Databases Are The New Target. Identity theft is a growth industry but not enough organizations are properly equipped to safeguard their personal data against determined, sophisticated attack. There will be many incidents reported, thanks in part to legislation such as Californian Law SB 1386 which requires companies to notify them of incidents affecting their citizens.

Compliance Gets Tougher – The Backlash Begins. There’s no end in sight to the current run of regularly compliance demands. Organisations will continue to grapple with tougher demands for electronic archiving and more effective safeguards for personal data. At the same we will see the beginning of the backlash, starting with a mass Exodus of USA’s finest start-up technology companies seeking a Stock Market listing in London.

True De-perimeterisation Remains Beyond Reach. Our corporate networks have already been de-perimeterised, but unfortunately the new De-P solutions on the drawing board have yet to be developed into everyday countermeasures. So sticking plasters will continue to be applied to shore up our perimeter defences and safeguard our most valuable applications. Like all short-term fixes they’ll eventually become unstuck.

Social Computing Makes An Impact On Everyday Business. Forrester have been telling us for the past year that Social Computing is the next big thing. And they should know, because their business is in the firing line. Few organizations have woken up to the business implications of the P2P revolution. They will during 2007 when mass exploitation of personal networks begins to erode many traditional business services, and Ivory-Tower Corporate Centre functions get sidelined by networked company staff. Power to the people!

Professionalism Makes Slow Progress. We now have a new Institute but don’t hold your breath just yet. Levels of professional training are still tremendously low. Expect little change during 2007 and Industry and Government slowly put the foundations in place for the much-needed step change in professional development to meet a large-scale, growing skill shortage. The problem may well be exacerbated by continuing mergers of IT Security functions with Risk, Security or other related functions that have absolutely no background in what is becoming an increasingly complex and demanding subject area.

No More Mr Nice Guy – CISOs Get Tough. Zero-day exploits are real but few organizations are able to apply patches across their estate in less than a week. Alternative solutions will need to be found, such as tightening firewall policies, closing down third-party connections and blocking access from unpatched clients. Expect CISOs to become even more unpopular than they already are.

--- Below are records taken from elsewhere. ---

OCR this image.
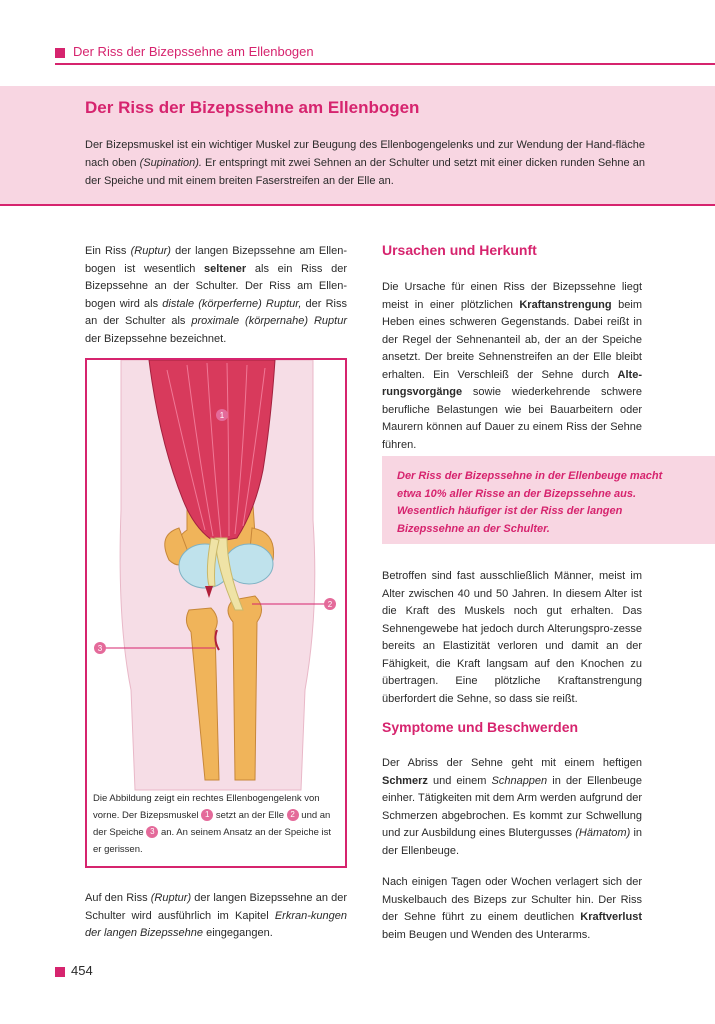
Der Riss der Bizepssehne am Ellenbogen
Der Riss der Bizepssehne am Ellenbogen

Der Bizepsmuskel ist ein wichtiger Muskel zur Beugung des Ellenbogengelenks und zur Wendung der Hand-fläche nach oben (Supination). Er entspringt mit zwei Sehnen an der Schulter und setzt mit einer dicken runden Sehne an der Speiche und mit einem breiten Faserstreifen an der Elle an.

Ein Riss (Ruptur) der langen Bizepssehne am Ellen-bogen ist wesentlich seltener als ein Riss der Bizepssehne an der Schulter. Der Riss am Ellen-bogen wird als distale (körperferne) Ruptur, der Riss an der Schulter als proximale (körpernahe) Ruptur der Bizepssehne bezeichnet.

1
2
3
Die Abbildung zeigt ein rechtes Ellenbogengelenk von vorne. Der Bizepsmuskel 1 setzt an der Elle 2 und an der Speiche 3 an. An seinem Ansatz an der Speiche ist er gerissen.

Auf den Riss (Ruptur) der langen Bizepssehne an der Schulter wird ausführlich im Kapitel Erkran-kungen der langen Bizepssehne eingegangen.

Ursachen und Herkunft

Die Ursache für einen Riss der Bizepssehne liegt meist in einer plötzlichen Kraftanstrengung beim Heben eines schweren Gegenstands. Dabei reißt in der Regel der Sehnenanteil ab, der an der Speiche ansetzt. Der breite Sehnenstreifen an der Elle bleibt erhalten. Ein Verschleiß der Sehne durch Alte-rungsvorgänge sowie wiederkehrende schwere berufliche Belastungen wie bei Bauarbeitern oder Maurern können auf Dauer zu einem Riss der Sehne führen.

Der Riss der Bizepssehne in der Ellenbeuge macht etwa 10% aller Risse an der Bizepssehne aus. Wesentlich häufiger ist der Riss der langen Bizepssehne an der Schulter.

Betroffen sind fast ausschließlich Männer, meist im Alter zwischen 40 und 50 Jahren. In diesem Alter ist die Kraft des Muskels noch gut erhalten. Das Sehnengewebe hat jedoch durch Alterungspro-zesse bereits an Elastizität verloren und damit an der Fähigkeit, die Kraft langsam auf den Knochen zu übertragen. Eine plötzliche Kraftanstrengung überfordert die Sehne, so dass sie reißt.

Symptome und Beschwerden

Der Abriss der Sehne geht mit einem heftigen Schmerz und einem Schnappen in der Ellenbeuge einher. Tätigkeiten mit dem Arm werden aufgrund der Schmerzen abgebrochen. Es kommt zur Schwellung und zur Ausbildung eines Blutergusses (Hämatom) in der Ellenbeuge.

Nach einigen Tagen oder Wochen verlagert sich der Muskelbauch des Bizeps zur Schulter hin. Der Riss der Sehne führt zu einem deutlichen Kraftverlust beim Beugen und Wenden des Unterarms.

454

Technology Takes Center Stage. 2007 will see the emergence of an unprecedented variety of new, imaginative security technologies enabling entirely new capabilities at prices that are expensive but compelling. Business cases will rule, as organizations realise that they can no longer carry on cobbling together out-dated solutions from ineffective physical and manual countermeasures. In the new world of hand-crafted, zero-day, criminal attacks, 80% solutions simply won’t cut it.

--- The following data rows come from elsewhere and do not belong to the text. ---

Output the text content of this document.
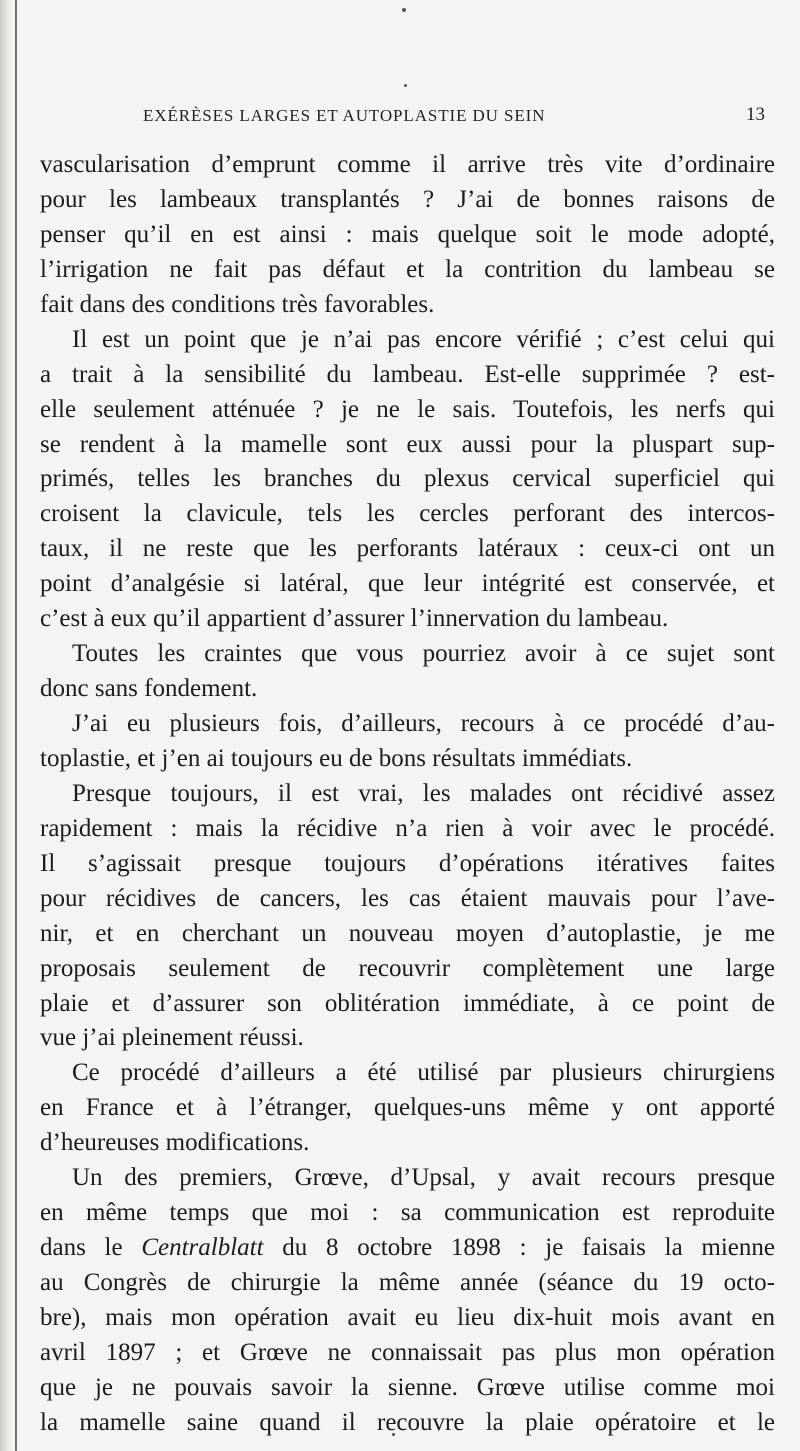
EXÉRÈSES LARGES ET AUTOPLASTIE DU SEIN	13
vascularisation d’emprunt comme il arrive très vite d’ordinaire
pour les lambeaux transplantés ? J’ai de bonnes raisons de
penser qu’il en est ainsi : mais quelque soit le mode adopté,
l’irrigation ne fait pas défaut et la contrition du lambeau se
fait dans des conditions très favorables.
Il est un point que je n’ai pas encore vérifié ; c’est celui qui
a trait à la sensibilité du lambeau. Est-elle supprimée ? est-
elle seulement atténuée ? je ne le sais. Toutefois, les nerfs qui
se rendent à la mamelle sont eux aussi pour la pluspart sup-
primés, telles les branches du plexus cervical superficiel qui
croisent la clavicule, tels les cercles perforant des intercos-
taux, il ne reste que les perforants latéraux : ceux-ci ont un
point d’analgésie si latéral, que leur intégrité est conservée, et
c’est à eux qu’il appartient d’assurer l’innervation du lambeau.
Toutes les craintes que vous pourriez avoir à ce sujet sont
donc sans fondement.
J’ai eu plusieurs fois, d’ailleurs, recours à ce procédé d’au-
toplastie, et j’en ai toujours eu de bons résultats immédiats.
Presque toujours, il est vrai, les malades ont récidivé assez
rapidement : mais la récidive n’a rien à voir avec le procédé.
Il s’agissait presque toujours d’opérations itératives faites
pour récidives de cancers, les cas étaient mauvais pour l’ave-
nir, et en cherchant un nouveau moyen d’autoplastie, je me
proposais seulement de recouvrir complètement une large
plaie et d’assurer son oblitération immédiate, à ce point de
vue j’ai pleinement réussi.
Ce procédé d’ailleurs a été utilisé par plusieurs chirurgiens
en France et à l’étranger, quelques-uns même y ont apporté
d’heureuses modifications.
Un des premiers, Grœve, d’Upsal, y avait recours presque
en même temps que moi : sa communication est reproduite
dans le Centralblatt du 8 octobre 1898 : je faisais la mienne
au Congrès de chirurgie la même année (séance du 19 octo-
bre), mais mon opération avait eu lieu dix-huit mois avant en
avril 1897 ; et Grœve ne connaissait pas plus mon opération
que je ne pouvais savoir la sienne. Grœve utilise comme moi
la mamelle saine quand il recouvre la plaie opératoire et le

Security Vendors Unite. I’ve always believed that point-solution security vendors would be better if they cooperated more. Expect this to happen with customers demanding more integrated solutions, yet recognizing that point solutions deliver superior performance. As my good friend Andrew Yeomans puts it: “Does ‘best of breed’ translate as ‘much more expensive than you require’ and ‘point solution’ mean ‘doesn’t solve the real issue’?” Yes of course but we couldn’t live without them.

And The Electronic Pearl Harbour? Back in 1999 I forecast that this would not strike until around 2006. I have to stand by this. We are approaching a peak in risk profiles, with widespread vulnerabilities, loss of perimeter security, criminalization of hacking and the advent of cyber-terrorism. We could certainly do with a not-too-damaging wake-up call.